Bien sûr il y a eu l’hémorragie Baselworld avec le départ de marques emblématiques et le coup de grâce délivré par le groupe Swatch. C’était attendu, disent les uns. Inévitable, selon les autres. Reste que l’on se demande comment Baselworld va se réinventer, mais après tout c’est le propre de tout un chacun. Négocier ce tournant délicat avec imagination et brio, c’est tout ce que Laur’loge souhaite à Baselworld.

L’annonce du départ d’Audemars Piguet et de Richard Mille du Salon International de la Haute Horlogerie pour des raisons de distribution – (caricaturalement parlant on pourrait traduire par: ça marche fort pour nous, on passe en direct, merci encore et bonne chance à tous) – va faire planer sur les prochaines éditions du SIHH le climat désenchanté de « La valse aux adieux » de Milan Kundera.

Dans ce roman cohabitent le divin et l’extravagance, la mort et la célébration. Comment ne pas se souvenir d’avoir touché du doigt la grâce lorsqu’il nous était donné chez Audemars Piguet de découvrir ces pièces sublimes…

Montre Outrage – Audemars Piguet

Montre Outrage – Audemars Piguet

Diamond Punk – Audemars Piguet

Chez Richard Mille, une certaine forme d’intimité tutoyait l’opulence.

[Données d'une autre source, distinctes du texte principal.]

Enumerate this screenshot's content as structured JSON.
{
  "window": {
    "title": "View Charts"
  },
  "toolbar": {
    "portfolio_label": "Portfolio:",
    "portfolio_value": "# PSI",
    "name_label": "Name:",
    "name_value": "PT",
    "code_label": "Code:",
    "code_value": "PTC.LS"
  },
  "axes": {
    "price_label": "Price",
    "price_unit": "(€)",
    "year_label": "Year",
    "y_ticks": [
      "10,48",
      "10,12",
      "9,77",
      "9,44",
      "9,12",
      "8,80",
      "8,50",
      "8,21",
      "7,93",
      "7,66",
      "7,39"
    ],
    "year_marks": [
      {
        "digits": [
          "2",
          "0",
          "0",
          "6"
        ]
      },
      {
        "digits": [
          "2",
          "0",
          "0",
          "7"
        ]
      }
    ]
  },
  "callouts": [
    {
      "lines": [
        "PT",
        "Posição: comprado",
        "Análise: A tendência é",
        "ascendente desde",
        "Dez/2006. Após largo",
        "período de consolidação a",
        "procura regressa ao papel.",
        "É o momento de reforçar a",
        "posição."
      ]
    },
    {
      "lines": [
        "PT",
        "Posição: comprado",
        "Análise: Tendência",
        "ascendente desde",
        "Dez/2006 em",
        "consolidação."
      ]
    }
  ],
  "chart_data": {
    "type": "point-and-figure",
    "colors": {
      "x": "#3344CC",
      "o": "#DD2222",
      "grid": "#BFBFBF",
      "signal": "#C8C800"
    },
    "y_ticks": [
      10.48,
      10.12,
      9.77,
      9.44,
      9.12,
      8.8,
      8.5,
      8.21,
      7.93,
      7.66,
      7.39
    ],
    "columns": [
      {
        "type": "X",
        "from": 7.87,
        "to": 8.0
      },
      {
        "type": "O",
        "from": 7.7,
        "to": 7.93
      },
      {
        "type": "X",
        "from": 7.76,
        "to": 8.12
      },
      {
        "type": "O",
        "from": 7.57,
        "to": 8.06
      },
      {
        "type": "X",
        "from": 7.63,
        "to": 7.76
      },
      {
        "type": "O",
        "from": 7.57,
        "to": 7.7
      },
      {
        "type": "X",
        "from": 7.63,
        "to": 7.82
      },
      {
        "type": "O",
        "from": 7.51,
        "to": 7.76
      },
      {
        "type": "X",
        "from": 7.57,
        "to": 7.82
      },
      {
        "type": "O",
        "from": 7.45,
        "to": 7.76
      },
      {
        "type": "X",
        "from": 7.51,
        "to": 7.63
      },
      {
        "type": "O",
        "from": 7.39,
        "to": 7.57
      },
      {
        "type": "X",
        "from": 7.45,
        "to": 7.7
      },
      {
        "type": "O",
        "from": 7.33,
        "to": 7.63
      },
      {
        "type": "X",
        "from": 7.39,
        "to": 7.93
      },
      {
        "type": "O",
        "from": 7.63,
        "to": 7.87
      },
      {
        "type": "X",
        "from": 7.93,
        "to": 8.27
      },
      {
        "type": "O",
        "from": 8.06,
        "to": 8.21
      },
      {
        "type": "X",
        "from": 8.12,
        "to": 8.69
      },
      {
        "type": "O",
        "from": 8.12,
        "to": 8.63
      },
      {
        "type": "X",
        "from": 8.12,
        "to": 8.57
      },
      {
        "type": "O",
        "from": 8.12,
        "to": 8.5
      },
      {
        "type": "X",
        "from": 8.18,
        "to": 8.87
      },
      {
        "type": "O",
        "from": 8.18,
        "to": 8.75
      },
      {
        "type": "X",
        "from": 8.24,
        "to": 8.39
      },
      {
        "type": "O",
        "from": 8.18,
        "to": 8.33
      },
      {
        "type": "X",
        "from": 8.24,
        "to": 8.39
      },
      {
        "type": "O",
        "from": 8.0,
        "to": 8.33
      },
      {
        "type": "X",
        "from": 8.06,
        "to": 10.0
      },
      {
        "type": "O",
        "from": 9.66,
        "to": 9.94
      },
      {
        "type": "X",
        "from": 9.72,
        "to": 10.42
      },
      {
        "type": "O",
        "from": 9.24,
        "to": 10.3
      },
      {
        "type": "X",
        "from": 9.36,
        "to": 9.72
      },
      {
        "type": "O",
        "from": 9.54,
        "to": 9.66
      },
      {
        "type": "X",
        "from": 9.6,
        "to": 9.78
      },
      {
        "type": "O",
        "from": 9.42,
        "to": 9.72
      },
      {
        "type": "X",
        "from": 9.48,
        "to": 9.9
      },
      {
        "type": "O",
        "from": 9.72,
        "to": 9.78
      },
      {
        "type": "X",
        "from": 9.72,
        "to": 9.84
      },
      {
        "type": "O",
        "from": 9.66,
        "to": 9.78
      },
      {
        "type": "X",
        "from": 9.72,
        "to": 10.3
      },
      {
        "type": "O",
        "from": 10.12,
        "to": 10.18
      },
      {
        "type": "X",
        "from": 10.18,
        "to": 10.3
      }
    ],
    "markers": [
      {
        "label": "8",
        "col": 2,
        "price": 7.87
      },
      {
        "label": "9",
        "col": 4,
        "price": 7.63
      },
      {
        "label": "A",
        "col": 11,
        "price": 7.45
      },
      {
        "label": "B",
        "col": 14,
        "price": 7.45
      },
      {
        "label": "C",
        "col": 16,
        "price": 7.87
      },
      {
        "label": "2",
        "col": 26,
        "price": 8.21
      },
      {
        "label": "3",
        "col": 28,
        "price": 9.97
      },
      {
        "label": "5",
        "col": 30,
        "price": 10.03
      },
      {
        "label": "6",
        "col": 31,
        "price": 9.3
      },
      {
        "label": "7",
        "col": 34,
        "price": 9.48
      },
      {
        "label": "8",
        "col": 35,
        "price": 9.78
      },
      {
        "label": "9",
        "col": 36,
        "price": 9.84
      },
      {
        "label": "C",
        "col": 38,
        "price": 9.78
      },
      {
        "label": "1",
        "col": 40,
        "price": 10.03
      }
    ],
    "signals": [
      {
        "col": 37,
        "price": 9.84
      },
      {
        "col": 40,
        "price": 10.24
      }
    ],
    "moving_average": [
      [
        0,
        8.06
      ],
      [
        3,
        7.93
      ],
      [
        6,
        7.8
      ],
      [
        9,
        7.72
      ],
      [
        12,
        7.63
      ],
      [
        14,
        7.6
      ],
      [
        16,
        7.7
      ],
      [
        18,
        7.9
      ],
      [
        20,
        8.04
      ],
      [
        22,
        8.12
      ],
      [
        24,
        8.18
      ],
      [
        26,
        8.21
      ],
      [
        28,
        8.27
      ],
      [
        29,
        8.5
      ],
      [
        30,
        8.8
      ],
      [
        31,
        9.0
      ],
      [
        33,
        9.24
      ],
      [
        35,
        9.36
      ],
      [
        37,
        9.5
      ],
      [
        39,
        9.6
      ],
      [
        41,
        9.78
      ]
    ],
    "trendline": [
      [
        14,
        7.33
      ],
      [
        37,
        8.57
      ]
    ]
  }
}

Ainsi, lors de ce moment privilégié, où, les yeux dans les yeux, le joueur de polo Pablo Mac Donough pour qui la Maison a créé l’indestructible RM 53-O1, raconte qu’il a été percuté par une balle déboulant à 230 km/h ou comment  il est passé par dessus son cheval qui lui est ensuite retombé dessus, le piégeant entre ses jambes. Plaies, bosses et fractures multiples. Dans la salle de conférence de presse, la tension était à son comble et jamais storytelling n’aura si bien porté son nom.

Il y a un goût d’abandon dans ces annonces. So long.